= Thomas Joseph McGinty =

American mobster (1892–1970)

Thomas Joseph McGinty, commonly known as Thomas Jefferson McGinty, (aka T.J. McGinty and Thomas "Blackjack" McGinty, 1892 - 1970) was an early Cleveland mobster, one of the city's largest bootleggers during Prohibition, as well as a longtime boxing promoter.

A former professional boxer, McGinty was hired as muscle for The Plain Dealer's circulation department and, by 1913, headed a gang of labor sluggers competing against rival Cleveland News sluggers the Mayfield Road Mob under Arthur McBride during Cleveland's "Circulation Wars".
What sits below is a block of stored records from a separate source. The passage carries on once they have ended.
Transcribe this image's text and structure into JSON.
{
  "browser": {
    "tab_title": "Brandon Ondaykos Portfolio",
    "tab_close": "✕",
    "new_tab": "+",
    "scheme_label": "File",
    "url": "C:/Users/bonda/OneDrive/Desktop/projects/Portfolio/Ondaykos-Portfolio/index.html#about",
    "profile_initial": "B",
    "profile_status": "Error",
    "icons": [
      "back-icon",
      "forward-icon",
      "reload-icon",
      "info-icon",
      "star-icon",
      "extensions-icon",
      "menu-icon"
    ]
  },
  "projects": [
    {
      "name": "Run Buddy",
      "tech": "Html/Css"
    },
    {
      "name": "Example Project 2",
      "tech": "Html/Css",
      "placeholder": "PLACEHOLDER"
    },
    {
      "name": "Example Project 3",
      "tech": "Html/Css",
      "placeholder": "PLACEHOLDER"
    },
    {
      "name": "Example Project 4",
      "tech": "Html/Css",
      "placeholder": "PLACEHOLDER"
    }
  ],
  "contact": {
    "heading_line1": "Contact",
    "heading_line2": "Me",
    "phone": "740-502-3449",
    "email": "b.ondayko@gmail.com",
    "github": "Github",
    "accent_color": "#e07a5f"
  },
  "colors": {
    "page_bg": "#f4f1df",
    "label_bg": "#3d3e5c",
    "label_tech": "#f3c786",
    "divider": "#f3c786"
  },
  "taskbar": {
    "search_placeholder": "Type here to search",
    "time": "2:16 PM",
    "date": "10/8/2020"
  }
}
McGinty operated McGinty's Saloon on West 25th Street with two relatives, McGinty was indicted by a federal grand jury in 1924 on charges of operating a "gigantic wholesale and retail conspiracy". Although initially in hiding, McGinty turned himself in after several days and, pleading not guilty, he was convicted and sentenced to 18 months imprisonment. After his release from Atlanta Federal Penitentiary, he soon resumed his bootlegging activities without further interference from authorities (who may have been paid off by McGinty). U.S. Attorney A.E. Bernstein stated McGinty was the "King of the Ohio Bootleggers." During the 1930s and 1940s, McGinty operated gaming halls on West 25th Street and the Mounds Club in Lake County.

McGinty was a member of the Cleveland Syndicate, which included Jewish gangsters Moe Dalitz, Maurice Kleinman, Louis Rothkopf, Sam Tucker and Charles Polizzi, the adopted brother of Alfred Polizzi, head of the Italian Mayfield Road Mob. The Syndicate's gaming operations were located in Youngstown, Ohio, Covington, Kentucky, Newport, Kentucky and as far away as Florida. McGinty and other members of the Syndicate were stockholders of the Las Vegas casino Desert Inn during the 1950s. He was also involved in Meyer Lansky's Hotel Nacional in Havana, Cuba .

McGinty held an interest in numerous race tracks, including Maple Heights, Fair Grounds Race Course, Thistledown Racecourse, Fairmount Park Racetrack, Aurora Downs, and the Agua Caliente Racetrack. McGinty testified before the Kefauver Committee about the Cleveland Syndicate and organized crime.